2. Command hooks and sticky strips — to hang up almost anything without leaving holes in the wall, says Robyn Reynolds, the owner and CEO of Organize2Harmonize. That might include kitchen utensils, dog leashes, umbrellas, clothing and jewelry.
• A pack of 16 Command hooks and 24 strips retails on Amazon for about $10. One verified user writes that he’s used them to hang everything from baseball hats and potholders to keys, dog leashes and empty bags
3. Clear glass jars — to sort pantry items like pasta, flour and more, says Founder of The Project Neat, Gilat Tunit. “Glass containers allow you to see what you have, and also force you to rethink your food purchases. When you have box after box of pastas lined up, what’s another pasta! But when you contain your pastas to a few glass canisters, you tend to use what you have! It’s efficient and economical.”
4. Shoe boxes — to store your stuff for free, says Amber Ehrlich, who is a professional organizer at The Tidy Bungalow. “The one thing I consistently reach for in my own home and when working with my clients is a good, sturdy shoe box,” she says. She uses shoe boxes in her dresser, pantry and bathroom closet to create smaller spaces on those shelves to store stuff. Don’t have any shoe boxes laying around? “Many stores are willing to give you their extra empty shoe boxes if you just ask,” she says. Put a list of photo of the items in the shoe boxes right on the box so you can easily know what’s in them.
5. Storage bin cubes — to organize messy shelves and hide toys, electronics and more, says Jack Prenter, owner of Chore Bliss. “They are the ideal shape, fit everywhere and make cleaning easier. Many homeowners actually have a lot of unused space in the form of shelving.

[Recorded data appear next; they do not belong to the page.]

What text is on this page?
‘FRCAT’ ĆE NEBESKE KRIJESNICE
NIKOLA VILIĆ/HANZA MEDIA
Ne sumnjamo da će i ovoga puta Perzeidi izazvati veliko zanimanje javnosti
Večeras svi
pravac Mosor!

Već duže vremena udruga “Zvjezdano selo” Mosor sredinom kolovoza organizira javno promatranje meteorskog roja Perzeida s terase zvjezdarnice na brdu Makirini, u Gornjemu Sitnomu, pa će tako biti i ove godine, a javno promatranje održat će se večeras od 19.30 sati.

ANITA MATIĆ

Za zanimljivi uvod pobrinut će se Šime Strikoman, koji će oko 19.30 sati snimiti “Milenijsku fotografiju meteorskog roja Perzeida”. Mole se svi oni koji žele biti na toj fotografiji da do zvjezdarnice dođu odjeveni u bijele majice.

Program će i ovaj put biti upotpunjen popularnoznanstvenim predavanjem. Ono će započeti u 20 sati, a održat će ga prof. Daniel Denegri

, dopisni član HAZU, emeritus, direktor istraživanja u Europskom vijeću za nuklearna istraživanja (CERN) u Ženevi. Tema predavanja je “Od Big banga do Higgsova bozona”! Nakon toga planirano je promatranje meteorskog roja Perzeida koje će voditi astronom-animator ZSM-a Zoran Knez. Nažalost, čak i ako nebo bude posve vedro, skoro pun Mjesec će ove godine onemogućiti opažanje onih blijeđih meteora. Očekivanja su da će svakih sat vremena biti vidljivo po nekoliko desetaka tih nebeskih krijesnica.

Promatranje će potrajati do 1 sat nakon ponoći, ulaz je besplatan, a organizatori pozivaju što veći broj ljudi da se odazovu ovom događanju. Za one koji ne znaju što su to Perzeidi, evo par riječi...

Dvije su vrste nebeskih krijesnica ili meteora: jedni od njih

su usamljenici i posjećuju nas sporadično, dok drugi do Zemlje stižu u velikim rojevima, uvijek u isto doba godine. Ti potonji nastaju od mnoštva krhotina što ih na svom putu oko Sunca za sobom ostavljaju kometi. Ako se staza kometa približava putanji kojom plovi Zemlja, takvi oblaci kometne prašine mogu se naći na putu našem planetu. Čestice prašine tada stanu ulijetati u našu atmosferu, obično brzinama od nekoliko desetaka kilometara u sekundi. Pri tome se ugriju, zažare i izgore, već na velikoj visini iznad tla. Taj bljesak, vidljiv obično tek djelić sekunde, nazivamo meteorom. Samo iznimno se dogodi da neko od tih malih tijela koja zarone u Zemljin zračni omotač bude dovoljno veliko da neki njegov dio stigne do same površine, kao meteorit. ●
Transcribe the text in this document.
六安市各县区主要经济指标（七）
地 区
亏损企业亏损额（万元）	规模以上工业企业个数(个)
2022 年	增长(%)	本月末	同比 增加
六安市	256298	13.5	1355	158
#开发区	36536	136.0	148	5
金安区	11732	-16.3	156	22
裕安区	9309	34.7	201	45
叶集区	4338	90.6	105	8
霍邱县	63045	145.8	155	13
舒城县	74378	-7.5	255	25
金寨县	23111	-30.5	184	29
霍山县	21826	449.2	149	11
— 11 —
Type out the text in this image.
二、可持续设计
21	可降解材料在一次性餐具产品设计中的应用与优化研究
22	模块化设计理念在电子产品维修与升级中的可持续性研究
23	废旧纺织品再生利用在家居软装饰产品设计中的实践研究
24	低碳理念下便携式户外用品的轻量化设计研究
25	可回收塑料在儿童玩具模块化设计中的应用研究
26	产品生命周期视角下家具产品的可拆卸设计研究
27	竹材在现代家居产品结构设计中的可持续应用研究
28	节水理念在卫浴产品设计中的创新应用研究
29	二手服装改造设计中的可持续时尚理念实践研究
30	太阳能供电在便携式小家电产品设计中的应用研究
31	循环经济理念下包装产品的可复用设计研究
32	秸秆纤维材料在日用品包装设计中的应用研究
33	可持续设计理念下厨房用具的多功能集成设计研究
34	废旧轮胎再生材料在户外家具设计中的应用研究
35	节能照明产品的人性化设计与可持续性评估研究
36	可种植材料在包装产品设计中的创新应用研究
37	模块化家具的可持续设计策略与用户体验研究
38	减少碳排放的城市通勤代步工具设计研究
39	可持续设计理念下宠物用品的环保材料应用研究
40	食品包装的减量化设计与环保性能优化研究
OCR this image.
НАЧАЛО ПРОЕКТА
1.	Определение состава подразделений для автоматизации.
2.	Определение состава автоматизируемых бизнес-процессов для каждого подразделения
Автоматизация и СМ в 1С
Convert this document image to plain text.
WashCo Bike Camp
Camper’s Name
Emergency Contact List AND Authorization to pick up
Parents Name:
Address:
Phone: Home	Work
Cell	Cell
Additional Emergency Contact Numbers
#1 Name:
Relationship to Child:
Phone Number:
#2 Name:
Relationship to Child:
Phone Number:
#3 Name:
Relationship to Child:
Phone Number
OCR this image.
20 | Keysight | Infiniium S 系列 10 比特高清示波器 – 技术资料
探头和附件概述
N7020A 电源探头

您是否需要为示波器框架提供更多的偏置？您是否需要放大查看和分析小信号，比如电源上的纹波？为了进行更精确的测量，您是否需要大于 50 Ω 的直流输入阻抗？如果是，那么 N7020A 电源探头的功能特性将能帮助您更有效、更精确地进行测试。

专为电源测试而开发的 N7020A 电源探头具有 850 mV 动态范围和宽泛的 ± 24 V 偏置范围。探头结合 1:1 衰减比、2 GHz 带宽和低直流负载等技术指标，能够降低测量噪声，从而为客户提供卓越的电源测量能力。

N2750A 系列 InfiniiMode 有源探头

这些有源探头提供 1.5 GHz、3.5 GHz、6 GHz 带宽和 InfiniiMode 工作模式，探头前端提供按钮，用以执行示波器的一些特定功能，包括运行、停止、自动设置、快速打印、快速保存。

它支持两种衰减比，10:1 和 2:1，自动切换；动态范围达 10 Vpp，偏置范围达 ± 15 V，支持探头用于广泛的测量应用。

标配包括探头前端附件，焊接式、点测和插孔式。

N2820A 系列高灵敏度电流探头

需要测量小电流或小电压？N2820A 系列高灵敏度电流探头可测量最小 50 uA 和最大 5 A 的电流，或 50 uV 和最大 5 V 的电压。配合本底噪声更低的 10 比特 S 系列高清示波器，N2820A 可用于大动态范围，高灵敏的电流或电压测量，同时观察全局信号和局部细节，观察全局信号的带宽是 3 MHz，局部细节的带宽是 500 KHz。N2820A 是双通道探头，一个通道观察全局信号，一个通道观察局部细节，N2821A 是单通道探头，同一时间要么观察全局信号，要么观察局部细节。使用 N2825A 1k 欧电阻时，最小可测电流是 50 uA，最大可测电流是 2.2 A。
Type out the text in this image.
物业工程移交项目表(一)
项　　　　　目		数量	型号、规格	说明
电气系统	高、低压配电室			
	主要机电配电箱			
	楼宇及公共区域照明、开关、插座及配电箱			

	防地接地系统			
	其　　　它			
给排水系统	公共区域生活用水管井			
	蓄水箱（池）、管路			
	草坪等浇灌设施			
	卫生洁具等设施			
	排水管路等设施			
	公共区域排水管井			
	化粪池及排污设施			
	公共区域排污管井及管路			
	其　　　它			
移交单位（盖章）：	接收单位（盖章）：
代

Instead of stacking and placing items on the shelves, I much prefer to use storage cube which can be filled up with far more and will look neat and tidy with zero effort,” he says.
• This well-reviewed pack of 2 storage bins sell on Amazon for about $10. One verified user simply writes: “For $10.00 bins, they can’t be beat. “
6. Magazine sorters — to store crafts, small appliances, plastic wrap, papers and more, says Darla DeMorrow, a professional organizer at HeartWork Organizing. She notes that IKEA typically has a good, inexpensive selection of these and that you can “cover them in gift wrap or contact paper to complement your own style.”
•IKEA Fylt Magazine Sorters for around $2 for a set of 5.These score particularly well on Ikea’s “value for your money” customer ratings.
7. Drawer organizers, says Amanda Jefferson, owner of Indigo Organizing, who recommends the inexpensive ones from IKEA, which come in a pack of six for less than $7 and can help you get socks, lingerie, and accessories and more in order.
• This IKEA SKUBB drawer organizer retails for about $8. It scores particularly well on Ikea’s “product quality” customer ratings.
Of course, not everyone is a fan of organizing products. Professional organizer Ben Soreff says that “most organizing products don’t work as advertised and some don’t work at all (the dreaded accordion file).”